Green building is taking off in the hospitality and retail industries, says McGraw Hill in a new study.
This year, retail owners that are building green for over half of their projects rose to 38%, up from just 18% in 2011. That’s expected to rise to 52% by 2015.
The percentage is higher for the hotel industry where 48% are using green practices for over half their projects, compared to 28% in 2011. That’s expected to rise to 64% in 2015.
Green building projects are defined as either meeting LEED or another recognized green building standard, or one that is energy-efficient, water-efficient, and improves indoor air quality and/or engages in material resource conservation.

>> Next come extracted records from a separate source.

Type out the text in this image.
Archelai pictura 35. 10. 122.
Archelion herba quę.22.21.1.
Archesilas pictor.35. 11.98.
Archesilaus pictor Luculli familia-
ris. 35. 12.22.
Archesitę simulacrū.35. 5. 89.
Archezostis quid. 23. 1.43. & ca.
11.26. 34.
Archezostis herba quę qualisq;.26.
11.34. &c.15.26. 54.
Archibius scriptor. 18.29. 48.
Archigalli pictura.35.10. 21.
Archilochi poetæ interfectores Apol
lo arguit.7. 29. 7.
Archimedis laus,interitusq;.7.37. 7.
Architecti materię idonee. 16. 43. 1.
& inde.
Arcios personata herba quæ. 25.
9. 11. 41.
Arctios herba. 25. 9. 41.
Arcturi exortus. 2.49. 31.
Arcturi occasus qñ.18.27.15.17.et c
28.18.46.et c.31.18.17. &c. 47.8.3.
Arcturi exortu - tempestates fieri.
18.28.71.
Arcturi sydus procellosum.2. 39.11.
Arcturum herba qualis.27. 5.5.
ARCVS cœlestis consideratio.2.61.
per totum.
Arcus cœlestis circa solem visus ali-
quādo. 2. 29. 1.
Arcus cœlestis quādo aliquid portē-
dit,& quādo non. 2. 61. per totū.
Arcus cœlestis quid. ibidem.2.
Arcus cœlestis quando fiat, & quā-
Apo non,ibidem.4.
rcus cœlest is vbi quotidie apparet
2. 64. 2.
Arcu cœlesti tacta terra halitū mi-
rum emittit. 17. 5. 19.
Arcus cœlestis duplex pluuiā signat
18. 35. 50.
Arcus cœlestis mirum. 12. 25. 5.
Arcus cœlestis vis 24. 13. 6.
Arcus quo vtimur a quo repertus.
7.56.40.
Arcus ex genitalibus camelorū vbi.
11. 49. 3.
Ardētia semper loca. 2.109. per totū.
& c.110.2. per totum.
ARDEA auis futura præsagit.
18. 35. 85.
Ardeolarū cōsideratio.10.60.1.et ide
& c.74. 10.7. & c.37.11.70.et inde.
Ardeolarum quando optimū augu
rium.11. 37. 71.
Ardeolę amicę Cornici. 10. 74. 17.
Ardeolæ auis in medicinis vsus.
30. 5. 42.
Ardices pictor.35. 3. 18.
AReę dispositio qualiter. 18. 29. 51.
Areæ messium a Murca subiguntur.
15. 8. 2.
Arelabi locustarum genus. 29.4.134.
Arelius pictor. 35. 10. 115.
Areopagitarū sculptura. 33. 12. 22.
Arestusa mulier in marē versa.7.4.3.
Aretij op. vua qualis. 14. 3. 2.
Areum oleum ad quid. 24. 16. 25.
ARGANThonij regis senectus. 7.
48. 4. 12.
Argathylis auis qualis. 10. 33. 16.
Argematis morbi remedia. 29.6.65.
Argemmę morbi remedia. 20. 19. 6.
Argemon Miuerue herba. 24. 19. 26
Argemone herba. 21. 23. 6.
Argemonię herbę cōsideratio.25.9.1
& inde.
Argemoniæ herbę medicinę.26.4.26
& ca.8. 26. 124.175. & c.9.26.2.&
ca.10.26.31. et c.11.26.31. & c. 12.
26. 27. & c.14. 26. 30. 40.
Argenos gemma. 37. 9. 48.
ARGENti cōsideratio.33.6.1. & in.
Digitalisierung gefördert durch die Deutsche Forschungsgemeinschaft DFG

Two-thirds of retail owners (65%) and 73% of hotel owners say they use green operations and maintenance practices.
What’s driving this trend? Strong business benefits, such as:
- Annual operating cost reductions: 8% for retailers. 1% for hotel owners
- Energy use reductions: 15% for both retail and hospitality
- Asset value increases: 7% for retailers, 11% for hotels
- ROI increases: 8% for retailers, 14% for hotels
“Green building has taken such hold in the industry that even sectors with unique challenges, such as retail and hospitality, are making stronger investments,” says Harvey Bernstein, vice president at McGraw Hill Construction. “Clearly the benefits that owners are reporting are key reasons for their green building investments, and as they find better ways to measure those impacts and quantify the value to their sales velocity and to the well-being of their staff, customers and guests, we expect even more rapid engagement in green.”
While lower operating costs are the most frequently reported reason for going green (66% of retailers, 73% of hotels), other factors are also considered very important in their decision-making process:
- Utility rebates
- Protecting/enhancing brand – just as important as costs for hotels
- Improving ROI
Besides business issues, 44% of retailers and 50% of hoteliers say environmental health and the benefits to employees and customers are also important.
Challenges to greater investments in green buildings continue to be the higher upfront costs, budgeting challenges and getting corporate leadership buy-in.
Energy efficiency is still a key goal, recycling and waste management are also critically important. A strong majority say they require green practices from suppliers, especially on waste handling (75%).
This month, 23 global hotel companies joined to develop a standard way to measure carbon emissions – the Hotel Carbon Measurement Initiative. Another initiative seeks to eliminate bottled water and some, like Marriott, have electric car charging stations.